"Plunderers. I have worn these epaulettes at Versailles—ay, in the same quadrille with Marie Antoinette. I have worn them in battle against the Austrians, and I would not have them desecrated."
"Then replace them, monsieur," said the earl; "it is not the custom of British soldiers to plunder either the living or the dead."
Mr. Williams, our minister, in his account of this affair, says: "Being the only chaplain present, I went up early in the evening, as soon as the action was over, to bury the dead. At the foot of the hill lay several of our seamen badly wounded. A little further on, under some tall trees, were several naval officers reposing after the fatigues of the morning; their men were not far from them. Further on a party of wounded prisoners were brought in by our people, and at the gates of the fort lay a heap of slain, who had died by the sword or the bayonet. Within it lay a multitude of miserable creatures expiring of their wounds, and many of our own people in the same situation. In the midst of this his Excellency [Sir Charles Grey] was writing his despatches, at a table on which lay an artilleryman sleeping, being overcome with fatigue, and the good general would not allow him to be disturbed."

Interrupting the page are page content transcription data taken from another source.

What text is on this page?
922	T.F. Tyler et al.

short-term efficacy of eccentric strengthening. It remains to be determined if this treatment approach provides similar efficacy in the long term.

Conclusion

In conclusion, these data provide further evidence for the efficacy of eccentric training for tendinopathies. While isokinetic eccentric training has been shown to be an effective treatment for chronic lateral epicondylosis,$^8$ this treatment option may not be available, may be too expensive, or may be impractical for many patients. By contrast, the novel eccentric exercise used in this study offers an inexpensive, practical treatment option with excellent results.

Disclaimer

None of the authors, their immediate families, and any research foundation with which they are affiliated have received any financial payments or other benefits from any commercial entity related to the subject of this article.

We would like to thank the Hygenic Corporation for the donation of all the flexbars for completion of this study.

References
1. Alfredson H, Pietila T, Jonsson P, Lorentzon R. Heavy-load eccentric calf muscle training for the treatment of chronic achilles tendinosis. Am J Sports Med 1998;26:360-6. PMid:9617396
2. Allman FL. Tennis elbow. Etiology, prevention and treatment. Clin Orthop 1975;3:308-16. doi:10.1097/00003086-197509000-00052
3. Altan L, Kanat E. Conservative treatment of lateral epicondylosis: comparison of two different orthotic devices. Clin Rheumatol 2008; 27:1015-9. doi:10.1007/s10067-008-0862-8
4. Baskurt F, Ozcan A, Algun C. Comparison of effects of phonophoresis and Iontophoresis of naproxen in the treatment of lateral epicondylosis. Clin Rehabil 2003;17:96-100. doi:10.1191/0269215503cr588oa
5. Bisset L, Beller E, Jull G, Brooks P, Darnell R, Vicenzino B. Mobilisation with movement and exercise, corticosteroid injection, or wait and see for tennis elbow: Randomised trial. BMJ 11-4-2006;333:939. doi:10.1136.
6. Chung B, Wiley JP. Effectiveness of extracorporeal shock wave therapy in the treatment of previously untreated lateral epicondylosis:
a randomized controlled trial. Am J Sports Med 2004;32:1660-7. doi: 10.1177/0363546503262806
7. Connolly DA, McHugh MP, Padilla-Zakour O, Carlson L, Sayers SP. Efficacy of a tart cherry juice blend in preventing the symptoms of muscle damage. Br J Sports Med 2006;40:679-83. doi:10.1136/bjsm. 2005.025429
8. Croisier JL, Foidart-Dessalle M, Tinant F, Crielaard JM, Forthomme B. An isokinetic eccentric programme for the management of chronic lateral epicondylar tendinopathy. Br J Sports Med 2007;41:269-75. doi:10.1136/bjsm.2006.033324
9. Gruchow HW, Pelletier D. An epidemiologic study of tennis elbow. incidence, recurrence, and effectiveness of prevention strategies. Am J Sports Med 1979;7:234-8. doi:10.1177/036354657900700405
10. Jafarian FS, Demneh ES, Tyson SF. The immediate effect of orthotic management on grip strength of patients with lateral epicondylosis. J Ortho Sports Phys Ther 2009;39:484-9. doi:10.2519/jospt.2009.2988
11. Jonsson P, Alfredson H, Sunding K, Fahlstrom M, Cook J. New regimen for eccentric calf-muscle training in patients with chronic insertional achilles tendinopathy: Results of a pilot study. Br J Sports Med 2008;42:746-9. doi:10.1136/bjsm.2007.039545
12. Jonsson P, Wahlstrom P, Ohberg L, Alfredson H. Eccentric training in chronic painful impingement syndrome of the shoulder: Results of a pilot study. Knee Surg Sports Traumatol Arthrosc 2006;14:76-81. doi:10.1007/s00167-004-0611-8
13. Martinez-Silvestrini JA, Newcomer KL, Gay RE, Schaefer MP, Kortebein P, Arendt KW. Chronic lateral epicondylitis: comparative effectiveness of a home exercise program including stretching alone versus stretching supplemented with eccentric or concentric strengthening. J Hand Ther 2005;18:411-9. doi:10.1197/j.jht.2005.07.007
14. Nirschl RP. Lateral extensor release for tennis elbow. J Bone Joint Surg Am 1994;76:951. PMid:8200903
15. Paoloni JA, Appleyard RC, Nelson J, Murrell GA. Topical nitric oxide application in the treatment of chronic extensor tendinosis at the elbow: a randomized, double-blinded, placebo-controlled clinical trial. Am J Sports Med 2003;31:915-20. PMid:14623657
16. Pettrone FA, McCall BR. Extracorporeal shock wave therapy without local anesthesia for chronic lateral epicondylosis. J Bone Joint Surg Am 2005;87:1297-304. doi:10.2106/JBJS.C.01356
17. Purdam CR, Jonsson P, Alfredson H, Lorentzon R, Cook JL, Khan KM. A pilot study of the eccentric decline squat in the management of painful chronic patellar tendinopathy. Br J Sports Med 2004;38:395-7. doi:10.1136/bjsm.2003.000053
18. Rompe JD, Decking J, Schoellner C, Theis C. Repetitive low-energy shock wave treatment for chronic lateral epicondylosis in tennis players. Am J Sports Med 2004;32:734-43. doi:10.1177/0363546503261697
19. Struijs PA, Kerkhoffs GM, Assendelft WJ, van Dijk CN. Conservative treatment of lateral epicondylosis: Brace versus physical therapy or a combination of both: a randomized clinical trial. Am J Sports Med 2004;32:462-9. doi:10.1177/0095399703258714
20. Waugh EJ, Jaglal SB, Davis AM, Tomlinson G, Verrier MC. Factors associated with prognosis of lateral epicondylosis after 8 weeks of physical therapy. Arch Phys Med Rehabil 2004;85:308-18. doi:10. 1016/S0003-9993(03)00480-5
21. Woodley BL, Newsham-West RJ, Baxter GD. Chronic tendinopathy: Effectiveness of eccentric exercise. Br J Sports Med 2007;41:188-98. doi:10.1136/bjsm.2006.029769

After the slaughter and horrors we had witnessed, there was something quite refreshing in the humane sentiment, that prevented our gallant old leader from rousing the worn-out gunner, who had fallen asleep on a table brought forth from Du Plessis' quarters, for the use of the staff.
We had seventy-five killed and wounded in capturing this small fort. Of the French, including blacks and mulattoes, there were killed and taken two hundred and thirty-two.
Such was the storming of Fort Fleur d'Epée, in the island of Guadaloupe, by our losses at which I won my first lieutenantcy.
CHAPTER L.
"SMITH" OF THE ROYALS.
Flushed by this new conquest, "Hispaniola," was now our cri de guerre; and while troops, prisoners, sick and wounded were all re-embarked, and the squadron, after being careened and refitted, prepared to unite, previous to attacking that large and valuable island (an intention never carried out), I was ordered to convey thirty French civilians under a cartel to Dominica, while Harry Smith of the Royals, the aide-de-camp, who, as already related, had been wounded by a cannon-shot on our landing, was ordered to convey stores, despatches, and a few captured slaves to Jamaica. For these services, two large ships, formerly privateers (L'Etna and L'Ami du Peuple), which we found concealed in a cove at Terre d'en Haut, were fitted for sea by the carpenters and riggers of the Adder. Captain Cranky sent a small but well-armed prize-crew under a midshipman on board of each. Smith who was in love with a girl in Jamaica, where he had formerly been stationed, accepted his duty with joy; but I bade adieu to my comrades with a regret that almost amounted to a foreboding, and shifted my traps on board the Etna. He with his sable charge, and I with my jabbering Frenchmen separated, and with a fair wind we bore away from the rocky isles of Los Santos.
Neither of us sailed under convoy; we had no fear of French ships of war, or privateers, as old Sir John Jervis had swept them alike from the Leeward and Windward Isles, and all the Caribean sea.